Introduction/Background*Despite the informed consent process, patients’ understanding of potential post-operative complications is often limited, making it difficult to call the decision an informed one, so estimating the risk of postoperative complications is important for shared decision making and to help multidisciplinary teams plan postoperative care. Increased incidence of gynaecological cancers and operations, especially technically challenging minimally invasive surgery (MIS) in older, obese and patients with multiple comorbidities, requires accurate prediction of the likelihood of mortality and morbidity and patient involvement in joint decision making about the management. ACS-NSQIP (American College of Surgeons National Surgical Quality Improvement Program) risk calculator is a validated web-based tool based on 21 preoperative risk factors to predict 8 post-operative outcomes.
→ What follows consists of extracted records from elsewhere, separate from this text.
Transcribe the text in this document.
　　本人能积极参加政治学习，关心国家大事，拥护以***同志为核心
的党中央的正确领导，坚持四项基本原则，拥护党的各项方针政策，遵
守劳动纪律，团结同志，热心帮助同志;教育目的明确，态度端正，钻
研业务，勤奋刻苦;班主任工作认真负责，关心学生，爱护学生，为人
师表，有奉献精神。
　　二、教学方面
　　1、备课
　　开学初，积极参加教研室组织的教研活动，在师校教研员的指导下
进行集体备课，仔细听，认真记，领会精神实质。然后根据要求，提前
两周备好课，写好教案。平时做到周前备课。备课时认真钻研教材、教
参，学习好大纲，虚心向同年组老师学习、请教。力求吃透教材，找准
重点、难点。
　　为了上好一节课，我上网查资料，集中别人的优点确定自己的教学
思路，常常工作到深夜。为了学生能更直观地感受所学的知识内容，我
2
The objective of our study was to explore the validity of ACS NSQIP in gynaeoncology for perioperative prediction of postoperative complications.
Methodology A retrospective multicentre cohort study evaluated 1552 patients who underwent surgery at a tertiary oncology centre. Data collection undertaken through dedicated database. Data collated on 764 patients undergoing robotic, 248 laparoscopic and 540 open surgery for suspected or confirmed gynaecological malignancy. All missing data collated from patient notes. Following data lock with the actual post-op event/complication that occurred in this retrospective cohort, ACS NSQIP used to count predictive scores for each patient. Data analysis evaluating ACS-NSQIP validity and relevance in gynaecological oncology patients and its ability to predict postoperative complications performed.
Result(s)*ACS-NSQIP was found to best predict mortality (AUC - 0.908), it was most accurate for prediction of complications as follows: discharge to rehabilitation (AUC-0.875), cardiac complications (AUC-0.854), sepsis (AUC-0.795), pneumonia (AUC-0.764), return to theatre (AUC-0.696), surgical site infection (AUC-0.686), VTE (AUC-0.676), readmission (AUC-0.669), renal failure (AUC-0.601). Poor result in the prediction of UTI (AUC-0.543) was noted.
Conclusion*ACS-NSQIP risk calculator appears to predict major complications and post-operative mortality making it useful as an informed consent tool. Preliminary data suggests that further validation is required to fully evaluate if the risk scores may be used to inform patients pre-operatively of their risk of complications and is currently being undertaken.